„Da sind noch viele Fragen offen“

Berlin · Bundesinnenminister Thomas de Maiziere (CDU) hat vor Asylmissbrauch gewarnt und einen Vorschlag zur Umsetzung der im Koalitionsvertrag angekündigten Neuregelung bei der doppelten Staatsbürgerschaft unterbreitet. Der innenpolitische Sprecher der SPD, Michael Hartmann, sieht die Pläne kritisch, wie er im Gespräch mit unserem Berliner Korrespondenten Stefan Vetter verdeutlichte:

Herr Hartmann, die Klage über Armutszuwanderung und Asylmissbrauch schien bislang eher eine Domäne der CSU zu sein. Bläst der Innenminister jetzt ins gleiche Horn?
Michael Hartmann: Offenbar will der Innenminister seine Schäfchen zusammen halten. Und dazu gehört neben seiner Partei, der CDU, nun mal auch die CSU. Ich hoffe, dass sich diese Melodie nicht fortsetzt, oder gar zuspitzt. Bislang kenne ich Herrn de Maiziere als abwägenden Politiker, der nicht zu den Scharfmachern gehört. Diesem Ruf sollte er auch weiter gerecht werden.

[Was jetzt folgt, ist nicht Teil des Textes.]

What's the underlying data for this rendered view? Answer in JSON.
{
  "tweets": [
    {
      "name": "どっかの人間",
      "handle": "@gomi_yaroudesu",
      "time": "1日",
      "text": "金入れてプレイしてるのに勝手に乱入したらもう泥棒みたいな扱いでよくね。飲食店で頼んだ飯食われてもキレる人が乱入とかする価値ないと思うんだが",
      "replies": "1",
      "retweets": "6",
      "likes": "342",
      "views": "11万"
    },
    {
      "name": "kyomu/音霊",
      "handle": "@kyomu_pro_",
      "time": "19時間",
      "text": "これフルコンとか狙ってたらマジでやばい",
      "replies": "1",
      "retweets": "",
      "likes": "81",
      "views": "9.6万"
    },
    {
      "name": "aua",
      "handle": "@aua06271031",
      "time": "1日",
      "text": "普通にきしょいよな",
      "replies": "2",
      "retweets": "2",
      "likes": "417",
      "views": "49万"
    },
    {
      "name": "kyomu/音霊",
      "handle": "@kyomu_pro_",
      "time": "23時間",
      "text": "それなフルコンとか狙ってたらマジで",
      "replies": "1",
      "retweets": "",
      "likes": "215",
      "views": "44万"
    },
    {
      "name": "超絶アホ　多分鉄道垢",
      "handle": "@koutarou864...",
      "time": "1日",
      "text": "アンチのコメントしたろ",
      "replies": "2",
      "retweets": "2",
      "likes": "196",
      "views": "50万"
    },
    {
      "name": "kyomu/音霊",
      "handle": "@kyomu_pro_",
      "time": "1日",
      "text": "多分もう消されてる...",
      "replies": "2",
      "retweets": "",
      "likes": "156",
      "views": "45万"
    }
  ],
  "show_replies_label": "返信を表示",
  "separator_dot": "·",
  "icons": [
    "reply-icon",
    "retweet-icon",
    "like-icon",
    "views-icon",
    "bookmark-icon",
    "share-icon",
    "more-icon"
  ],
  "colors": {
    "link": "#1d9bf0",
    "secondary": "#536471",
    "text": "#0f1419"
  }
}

Der Minister hat das umstrittene Buch Ihres Parteifreundes Thilo Sarrazin, in dem vor einer Überfremdung durch Migranten gewarnt wird, ausdrücklich als Gewinn für die Zuwanderungsdebatte gelobt.
Hartmann: Die Debatte um Sarrazin und sein Buch "Deutschland schafft sich ab" hat in erster Linie üble Emotionen geweckt. Denn es war eine Debatte auf dem Rücken von Menschen, die in Deutschland eigentlich willkommen sein sollten. Am Ende hat diese Debatte nicht genützt, sondern geschadet.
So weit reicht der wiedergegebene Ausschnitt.